Os métodos e limites do conhecimento científico
Pierre Auger
Muitas vezes foram ridicularizados os cientistas e suas construções mais ou menos abstratas, porque de ano para ano (e algumas vezes de dia para dia) viam-se cair algumas de suas hipóteses, substituídas por ideias consideradas melhores. Como dar crédito a esta ou àquela nova teoria, uma vez que a vemos substituir alegremente a teoria precedente que se encontra abandonada? Tal é o preço da objetividade e da universalidade. Inversamente, vemos ideias como aquelas que se encontram na base do espiritismo, da telepatia, da astrologia, resistir a todos os assaltos da ciência e a numerosas ministrações da prova do contrário. Essas não lhe são simplesmente sensíveis devido ao seu dispositivo de seleção. Há, atualmente, pessoas que aparecem nos laboratórios de física para falar de raios N. Contudo, trata-se no caso de resultados obtidos por homens de ciência, e cuja falsidade foi comprovada algum tempo depois; para os cientistas, tais acontecimentos são normais e não deixam dúvidas: abandonaram-se simplesmente tais ideias. Mas os não cientistas não são sensíveis, de igual maneira, à prova do contrário, podendo continuar a falar de raios N, ou a desaprovar os raios mitogenéticos sem se inquietar. Inversamente, jamais verão um homem de ciência afirmar que o sistema de Ptolomeu proporciona o verdadeiro mecanismo do sistema solar.
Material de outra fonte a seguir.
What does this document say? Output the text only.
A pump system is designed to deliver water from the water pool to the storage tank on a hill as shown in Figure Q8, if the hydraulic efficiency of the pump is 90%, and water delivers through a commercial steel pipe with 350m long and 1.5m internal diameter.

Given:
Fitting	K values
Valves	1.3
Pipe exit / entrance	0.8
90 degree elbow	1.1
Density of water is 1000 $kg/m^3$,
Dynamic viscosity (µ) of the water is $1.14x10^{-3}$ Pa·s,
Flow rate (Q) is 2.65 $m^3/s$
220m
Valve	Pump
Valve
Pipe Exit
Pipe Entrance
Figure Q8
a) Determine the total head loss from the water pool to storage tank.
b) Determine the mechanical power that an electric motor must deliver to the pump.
[...] Gostaria de citar a propósito um fato pessoal que me impressionou muito. Tendo proferido no Centre Universitaire Méditerranéen, em Nice, duas conferências sobe raios cósmicos (é inútil dizer que na segunda o público era menos numeroso do que na primeira), um dos ouvintes me procurou ao fim da palestra e me disse: “Gostaria de dizer-lhe o que penso da vida”. Explicou-me então que concebia a vida como “turbilhões de raios cósmicos”. Daí por que vinha falar-me disso. Como eu mostrasse um ar algo espantado, observou-me vivamente: “Não pretendo convencê-lo, mas essa teoria me satisfaz; explico a mim mesmo a vida pelos turbilhões de raios cósmicos, e isso me contenta”. Depois apressou-se em partir, no temor de que eu procurasse demonstrar-lhe a inanidade de sua teoria. Precisava falar-me para ter o prazer da sensação de exprimir uma vez mais a sua teoria; logo aprestou-se em guardar de novo o su tesouro e fugir com ele.
Fonte: Born, M. & mais 3 1969 [1961]. Problemas da física teórica. SP, Perspectiva.